Calcification is ubiquitous in vascular disease, and contributes significantly to morbidity and mortality. Matrix GLA protein (MGP) is an alleged calcification inhibitor that is up-regulated in atherosclerotic lesions. Deletion of the MGP gene results in arterial calcification and in morphological abnormalities in mice and humans. MGP is a secreted protein that is modified by vitamin K-dependent g-carboxylation. When isolated from bone, it is processed and lacks seven C-terminal amino acids. The mechanism of MGP is poorly understood. However, our experimental data points to a role in transforming growth factor-fi (TGF-fi) and bone morphogenetic protein (BMP) signaling. The data suggest a potential link between BMP and TGF-li in that BMP2 and BMP-4 induce expression of the TGF-R, receptor Activin-like Kinase receptor 1 (ALK1). Signaling through ALK1 induces MGP, which provides negative feedback regulation for BMP. Interactions between MGP and specific receptors were also observed. Three hypotheses will be tested in this grant. The first hypothesis is that MGP regulates TGF-fi and BMP signaling at the receptor level, resulting in altered SMAD signaling and gene expression. We will characterize activation of SMAD signaling and relevant reporter genes induced by TGF-li1, BMP-2 and BMP-4 in presence of MGP, and identify the TGF-li / BMP receptors that are regulated by MGP. The second hypothesis is that MGP participates in specific protein-protein interactions that may be altered by C-terminal processing. We will characterize the interactions, which include the TGF-ft receptors, using specific immunoprecipitations in combination with a general proteomic approach. The third hypothesis is that MGP functions as a BMP inhibitor in developing arteries and in atherosclerotic lesions. We will generate a transgenic mouse for targeted, conditional expression of the BMP-inhibitor Noggin. Noggin expression will be induced in MGP null mice in attempt to replace MGP and abolish calcification. The effect of Noggin will also be determined in atherosclerotic lesions in LDL-receptor null mice. Our results will add insight to calcification of vessels and heart valves, a common problem in heart disease. In addition, it may provide information on how to design new treatments for unwanted calcification.

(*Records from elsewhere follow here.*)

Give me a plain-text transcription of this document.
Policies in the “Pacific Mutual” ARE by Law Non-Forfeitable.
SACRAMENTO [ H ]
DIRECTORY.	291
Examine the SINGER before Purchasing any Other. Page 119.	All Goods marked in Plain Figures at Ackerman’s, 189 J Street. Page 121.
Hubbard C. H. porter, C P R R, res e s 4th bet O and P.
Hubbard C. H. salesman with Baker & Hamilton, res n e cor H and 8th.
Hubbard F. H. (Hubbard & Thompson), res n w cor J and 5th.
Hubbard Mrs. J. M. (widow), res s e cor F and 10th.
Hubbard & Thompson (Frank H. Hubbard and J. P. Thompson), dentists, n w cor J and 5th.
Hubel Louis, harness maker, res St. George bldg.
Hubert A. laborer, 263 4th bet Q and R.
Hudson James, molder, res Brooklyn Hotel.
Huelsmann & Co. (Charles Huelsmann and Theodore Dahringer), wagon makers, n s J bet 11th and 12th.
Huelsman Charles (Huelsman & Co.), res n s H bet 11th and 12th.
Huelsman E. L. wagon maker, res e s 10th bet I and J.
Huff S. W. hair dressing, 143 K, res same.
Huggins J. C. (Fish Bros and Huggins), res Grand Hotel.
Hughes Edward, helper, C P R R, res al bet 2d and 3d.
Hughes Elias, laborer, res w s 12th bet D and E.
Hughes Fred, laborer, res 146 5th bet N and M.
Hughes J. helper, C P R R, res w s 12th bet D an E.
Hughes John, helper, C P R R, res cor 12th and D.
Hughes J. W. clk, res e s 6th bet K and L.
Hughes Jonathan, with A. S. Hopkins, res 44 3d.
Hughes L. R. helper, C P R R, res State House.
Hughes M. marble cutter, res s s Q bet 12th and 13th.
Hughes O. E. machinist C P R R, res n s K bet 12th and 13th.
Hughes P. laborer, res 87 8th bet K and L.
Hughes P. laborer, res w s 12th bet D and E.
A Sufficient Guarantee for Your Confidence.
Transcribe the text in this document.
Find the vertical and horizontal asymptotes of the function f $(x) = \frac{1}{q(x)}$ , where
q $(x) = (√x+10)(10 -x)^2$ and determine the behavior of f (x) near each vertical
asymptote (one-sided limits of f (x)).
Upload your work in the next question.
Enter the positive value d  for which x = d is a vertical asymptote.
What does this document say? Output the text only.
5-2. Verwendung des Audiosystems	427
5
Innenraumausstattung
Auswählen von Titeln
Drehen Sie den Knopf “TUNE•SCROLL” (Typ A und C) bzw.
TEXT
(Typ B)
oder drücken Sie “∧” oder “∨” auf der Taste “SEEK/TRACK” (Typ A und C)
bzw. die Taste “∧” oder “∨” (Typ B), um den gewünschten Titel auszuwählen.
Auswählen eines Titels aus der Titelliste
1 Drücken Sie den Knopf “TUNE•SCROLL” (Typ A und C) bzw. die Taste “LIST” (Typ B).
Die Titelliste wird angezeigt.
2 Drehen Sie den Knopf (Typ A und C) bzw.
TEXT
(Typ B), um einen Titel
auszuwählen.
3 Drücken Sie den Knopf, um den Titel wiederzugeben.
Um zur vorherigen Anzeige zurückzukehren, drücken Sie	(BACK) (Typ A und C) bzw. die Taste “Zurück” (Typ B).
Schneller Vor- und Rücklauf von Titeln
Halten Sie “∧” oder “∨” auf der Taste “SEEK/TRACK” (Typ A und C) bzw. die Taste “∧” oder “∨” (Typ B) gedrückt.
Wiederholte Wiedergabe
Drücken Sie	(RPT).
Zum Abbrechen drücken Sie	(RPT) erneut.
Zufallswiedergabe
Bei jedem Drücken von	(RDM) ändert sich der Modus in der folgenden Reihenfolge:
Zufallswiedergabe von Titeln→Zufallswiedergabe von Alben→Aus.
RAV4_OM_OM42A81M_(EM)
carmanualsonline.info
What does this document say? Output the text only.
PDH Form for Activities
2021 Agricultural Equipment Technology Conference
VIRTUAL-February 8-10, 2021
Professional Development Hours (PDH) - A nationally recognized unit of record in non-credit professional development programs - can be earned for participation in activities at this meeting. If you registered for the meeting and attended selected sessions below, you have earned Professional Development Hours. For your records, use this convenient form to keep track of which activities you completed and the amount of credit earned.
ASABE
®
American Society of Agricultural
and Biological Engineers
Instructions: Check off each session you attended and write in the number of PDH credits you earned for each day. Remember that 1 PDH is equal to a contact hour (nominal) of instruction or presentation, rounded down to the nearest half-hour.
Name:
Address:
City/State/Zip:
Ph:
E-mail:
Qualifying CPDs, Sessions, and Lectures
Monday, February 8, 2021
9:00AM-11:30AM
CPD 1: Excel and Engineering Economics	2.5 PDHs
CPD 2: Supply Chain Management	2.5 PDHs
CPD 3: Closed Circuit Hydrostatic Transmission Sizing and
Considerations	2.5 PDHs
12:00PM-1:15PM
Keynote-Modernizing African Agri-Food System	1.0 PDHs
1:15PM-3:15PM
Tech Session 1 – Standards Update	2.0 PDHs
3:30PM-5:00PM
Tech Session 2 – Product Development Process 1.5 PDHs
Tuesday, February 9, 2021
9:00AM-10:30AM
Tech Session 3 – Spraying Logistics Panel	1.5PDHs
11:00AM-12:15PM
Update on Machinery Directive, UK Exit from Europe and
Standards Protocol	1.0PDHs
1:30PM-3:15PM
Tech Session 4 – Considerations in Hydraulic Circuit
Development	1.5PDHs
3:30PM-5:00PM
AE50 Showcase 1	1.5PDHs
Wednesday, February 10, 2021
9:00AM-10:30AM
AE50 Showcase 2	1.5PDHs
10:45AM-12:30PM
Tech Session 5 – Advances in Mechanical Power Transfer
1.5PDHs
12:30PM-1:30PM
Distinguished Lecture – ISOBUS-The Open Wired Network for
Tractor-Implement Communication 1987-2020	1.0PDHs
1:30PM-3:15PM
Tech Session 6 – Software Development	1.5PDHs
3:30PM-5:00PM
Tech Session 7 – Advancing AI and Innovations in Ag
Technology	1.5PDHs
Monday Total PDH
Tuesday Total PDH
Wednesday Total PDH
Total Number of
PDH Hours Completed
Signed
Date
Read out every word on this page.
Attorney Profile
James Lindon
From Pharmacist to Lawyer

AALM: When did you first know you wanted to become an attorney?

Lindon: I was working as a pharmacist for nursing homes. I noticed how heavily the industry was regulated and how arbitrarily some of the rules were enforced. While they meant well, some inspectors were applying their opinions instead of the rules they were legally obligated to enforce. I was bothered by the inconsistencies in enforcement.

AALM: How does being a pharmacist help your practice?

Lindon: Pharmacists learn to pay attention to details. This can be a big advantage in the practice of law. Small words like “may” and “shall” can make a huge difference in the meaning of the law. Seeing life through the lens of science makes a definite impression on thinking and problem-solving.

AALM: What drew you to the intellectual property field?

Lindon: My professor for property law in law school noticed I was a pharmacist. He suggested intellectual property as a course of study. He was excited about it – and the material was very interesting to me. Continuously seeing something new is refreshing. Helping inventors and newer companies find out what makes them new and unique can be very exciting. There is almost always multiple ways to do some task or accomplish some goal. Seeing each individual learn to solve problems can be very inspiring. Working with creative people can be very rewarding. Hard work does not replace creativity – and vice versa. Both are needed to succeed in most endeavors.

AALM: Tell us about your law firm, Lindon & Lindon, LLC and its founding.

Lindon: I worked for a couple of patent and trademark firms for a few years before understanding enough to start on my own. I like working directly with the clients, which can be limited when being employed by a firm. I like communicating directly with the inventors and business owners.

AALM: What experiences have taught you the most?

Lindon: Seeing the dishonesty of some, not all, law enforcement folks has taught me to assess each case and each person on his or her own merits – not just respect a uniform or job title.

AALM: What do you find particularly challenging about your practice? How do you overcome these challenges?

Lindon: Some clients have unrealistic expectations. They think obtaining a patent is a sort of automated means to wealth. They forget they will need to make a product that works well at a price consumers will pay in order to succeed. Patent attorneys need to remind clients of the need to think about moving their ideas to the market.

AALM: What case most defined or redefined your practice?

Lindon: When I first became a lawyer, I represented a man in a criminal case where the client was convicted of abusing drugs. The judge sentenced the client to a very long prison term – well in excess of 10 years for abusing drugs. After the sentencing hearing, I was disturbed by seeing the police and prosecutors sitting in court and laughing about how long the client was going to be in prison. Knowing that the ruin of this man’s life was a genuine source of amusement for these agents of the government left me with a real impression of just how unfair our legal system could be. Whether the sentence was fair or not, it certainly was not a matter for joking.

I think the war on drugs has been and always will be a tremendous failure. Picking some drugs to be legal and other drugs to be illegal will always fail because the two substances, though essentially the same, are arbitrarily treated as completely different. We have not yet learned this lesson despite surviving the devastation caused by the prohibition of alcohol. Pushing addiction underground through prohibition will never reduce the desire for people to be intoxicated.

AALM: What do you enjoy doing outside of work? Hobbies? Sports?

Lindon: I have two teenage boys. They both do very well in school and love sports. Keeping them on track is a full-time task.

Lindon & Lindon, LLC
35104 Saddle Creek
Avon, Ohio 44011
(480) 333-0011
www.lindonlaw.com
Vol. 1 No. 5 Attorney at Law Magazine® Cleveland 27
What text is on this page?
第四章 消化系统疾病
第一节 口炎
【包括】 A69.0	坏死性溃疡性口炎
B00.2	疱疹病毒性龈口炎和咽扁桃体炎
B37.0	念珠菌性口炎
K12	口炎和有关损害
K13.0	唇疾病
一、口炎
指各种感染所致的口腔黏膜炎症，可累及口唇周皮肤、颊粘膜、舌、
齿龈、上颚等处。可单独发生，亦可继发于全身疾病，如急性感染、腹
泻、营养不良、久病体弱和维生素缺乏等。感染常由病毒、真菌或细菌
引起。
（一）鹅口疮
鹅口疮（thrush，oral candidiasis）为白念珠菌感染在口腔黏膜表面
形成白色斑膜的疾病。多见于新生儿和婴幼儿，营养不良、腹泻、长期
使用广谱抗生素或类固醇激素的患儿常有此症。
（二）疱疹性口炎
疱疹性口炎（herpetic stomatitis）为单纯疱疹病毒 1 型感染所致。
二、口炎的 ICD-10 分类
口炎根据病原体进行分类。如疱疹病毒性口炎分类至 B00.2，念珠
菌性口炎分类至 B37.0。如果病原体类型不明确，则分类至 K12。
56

钙化在血管疾病中普遍存在，并与发病率和死亡率密切相关。矩阵 GLA蛋白(MGP)是一种钙化抑制因子，在动脉粥样硬化病变中表达上调。删除 MGP基因的突变会导致动脉钙化，并导致小鼠和人类的形态异常。 MGP是一种分泌型蛋白质，通过维生素K依赖的g-羧化修饰。当被隔离时 骨骼，它是经过加工的，缺乏七个C-末端氨基酸。 MGP的发病机制目前知之甚少。然而，我们的实验数据表明， 转化生长因子-FI和骨形态发生蛋白信号转导。这些数据表明， BMP-1与BMP-1在BMP-2和BMP-4诱导转化生长因子受体表达中的潜在联系 激活素样激酶受体1(ALK1)。通过ALK1的信号诱导MGP，MGP提供负值 骨形态发生蛋白的反馈调节。MGP与特异性受体的相互作用也被观察到。 三个假设将在这项拨款中得到检验。第一种假设是MGP调节转化生长因子-FI和骨形态发生蛋白 在受体水平上的信号，导致SMAD信号和基因表达的改变。我们将描述 转化生长因子-1、骨形态发生蛋白-2和骨形态发生蛋白-4诱导的SMAD信号及相关报告基因的激活 MGP的存在，并鉴定受MGP调控的转化生长因子-1/骨形态发生蛋白受体。第二 假设MGP参与特定的蛋白质-蛋白质相互作用，这种相互作用可能被C-末端改变 正在处理。我们将使用特定的基因来描述相互作用，包括转化生长因子-ft受体。 免疫沉淀结合一般蛋白质组学方法。第三个假设是MGP 在发育中的动脉和动脉粥样硬化病变中作为BMP抑制物发挥作用。我们将生成一个 靶向、有条件表达BMP抑制物Noggin的转基因小鼠。Noggin表达式将为 在MGP基因缺失的小鼠中诱导，试图取代MGP并消除钙化。诺金的影响也将 在低密度脂蛋白受体缺失小鼠的动脉粥样硬化病变中被确定。 我们的结果将增加对血管和心脏瓣膜钙化的洞察，这是心脏病中的一个常见问题。 此外，它还可能提供有关如何为不想要的钙化设计新的治疗方法的信息。